Dear brothers and sisters in Christ,
How do angels fight?
This week, we celebrate the feast of the Archangels on Sept. 29, as well as the feast of the Guardian Angels on Oct. 2. We know these angels protect us. And Scripture tells us: “War broke out in heaven; Michael and his angels battled against the dragon. The dragon and its angels fought back, but they did not prevail” (Revelation 12).
But we also know that angels are purely spiritual creatures (Catechism of the Catholic Church, paragraph 330). So it makes me wonder: What does a purely spiritual battle entail?
I’m not actually interested in metaphysical speculation here — as though we were debating how many angels can dance on the head of a pin. No, I’m interested in a very practical question: What does spiritual battle entail for us, and how do we engage it more deliberately?
Part of that spiritual battle certainly pertains to prayer. Padre Pio, after all, sometimes referred to his rosary as a “weapon.”
But I think our attitudes, as well, are a spiritual battleground that requires our attention.
At the beginning of the Gospel of Luke, the angel Gabriel appears to both Mary and Zechariah to announce a coming birth. Both ask the same question: How can this be? But Zechariah’s “how” is rooted in disbelief, while Mary’s “how” is rooted in humility. The angel Gabriel, as a pure spirit, immediately “sees” the invisible attitude and responds to each accordingly: to Mary’s attitude with reassurance and to Zechariah’s with a rebuke.

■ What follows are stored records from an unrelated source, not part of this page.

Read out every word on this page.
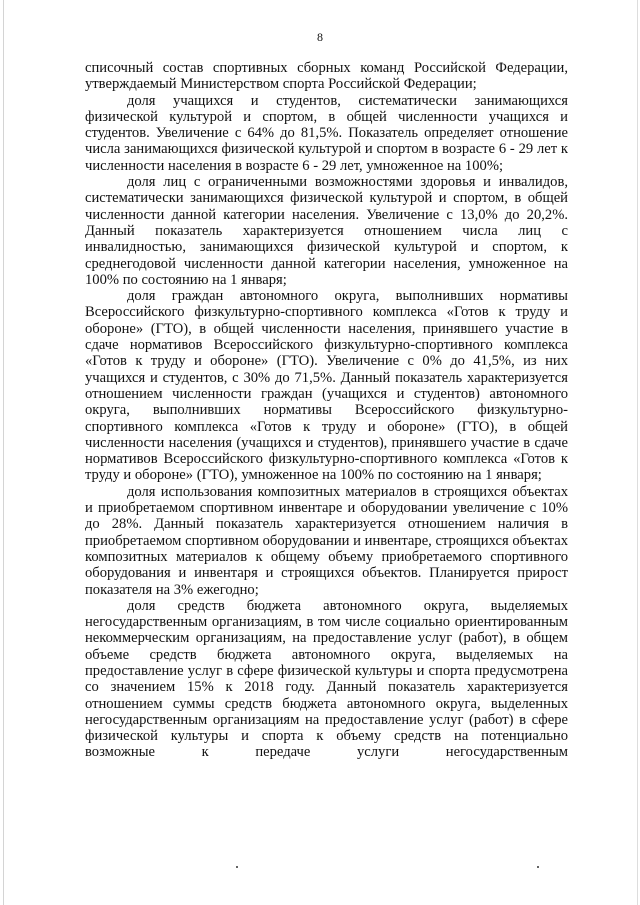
8

списочный состав спортивных сборных команд Российской Федерации, утверждаемый Министерством спорта Российской Федерации;

доля учащихся и студентов, систематически занимающихся физической культурой и спортом, в общей численности учащихся и студентов. Увеличение с 64% до 81,5%. Показатель определяет отношение числа занимающихся физической культурой и спортом в возрасте 6 - 29 лет к численности населения в возрасте 6 - 29 лет, умноженное на 100%;

доля лиц с ограниченными возможностями здоровья и инвалидов, систематически занимающихся физической культурой и спортом, в общей численности данной категории населения. Увеличение с 13,0% до 20,2%. Данный показатель характеризуется отношением числа лиц с инвалидностью, занимающихся физической культурой и спортом, к среднегодовой численности данной категории населения, умноженное на 100% по состоянию на 1 января;

доля граждан автономного округа, выполнивших нормативы Всероссийского физкультурно-спортивного комплекса «Готов к труду и обороне» (ГТО), в общей численности населения, принявшего участие в сдаче нормативов Всероссийского физкультурно-спортивного комплекса «Готов к труду и обороне» (ГТО). Увеличение с 0% до 41,5%, из них учащихся и студентов, с 30% до 71,5%. Данный показатель характеризуется отношением численности граждан (учащихся и студентов) автономного округа, выполнивших нормативы Всероссийского физкультурно-спортивного комплекса «Готов к труду и обороне» (ГТО), в общей численности населения (учащихся и студентов), принявшего участие в сдаче нормативов Всероссийского физкультурно-спортивного комплекса «Готов к труду и обороне» (ГТО), умноженное на 100% по состоянию на 1 января;

доля использования композитных материалов в строящихся объектах и приобретаемом спортивном инвентаре и оборудовании увеличение с 10% до 28%. Данный показатель характеризуется отношением наличия в приобретаемом спортивном оборудовании и инвентаре, строящихся объектах композитных материалов к общему объему приобретаемого спортивного оборудования и инвентаря и строящихся объектов. Планируется прирост показателя на 3% ежегодно;

доля средств бюджета автономного округа, выделяемых негосударственным организациям, в том числе социально ориентированным некоммерческим организациям, на предоставление услуг (работ), в общем объеме средств бюджета автономного округа, выделяемых на предоставление услуг в сфере физической культуры и спорта предусмотрена со значением 15% к 2018 году. Данный показатель характеризуется отношением суммы средств бюджета автономного округа, выделенных негосударственным организациям на предоставление услуг (работ) в сфере физической культуры и спорта к объему средств на потенциально возможные к передаче услуги негосударственным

We sometimes think that we can foster any attitude we want toward the world, politics and each other. But I think that’s a mistake: The attitude itself is a spiritual battleground and affects the world. The angels see into us, just as well as they saw into Mary and Zechariah.
This is where the beatitudes from the Gospel of Matthew can be a great help to us. “Blessed are the poor in spirit,” “Blessed are those who hunger and thirst for righteousness” and “Blessed are the clean of heart.” Those refer to interior, spiritual realities. Fostering those spiritual realities is part of our battleground.
This week, we hear the prophet Baruch foster the shame of the Israelites. But there’s a key distinction: Healthy shame is a response to the knowledge that “I have done something wrong,” while toxic shame is the mistaken belief that “I am something wrong.” Because toxic shame is a mistake, too many people believe that any shame is a mistake. That’s a spiritual battleground, because healthy shame is good for the spiritual life.
We hear this week how Jesus “resolutely determined to journey to Jerusalem.” Jesus didn’t just passively accept that His destiny was in Jerusalem; He resolutely joined His will to His Heavenly Father’s will. That was a spiritual battleground for Him; it is for us, too.
Scientists tell us that the world we can see is made up of realities — particles and forces — that we can’t see. The same is true of the spiritual world.
To be healthy physical creatures, we need to live deliberately and skillfully into the physical world: to eat well, to exercise, to wear our seatbelts, for example.
But we’re also spiritual creatures. As we celebrate the Archangels and the Guardian Angels, it would be good to ponder how we might live more deliberately and skillfully into the realities of the spiritual world.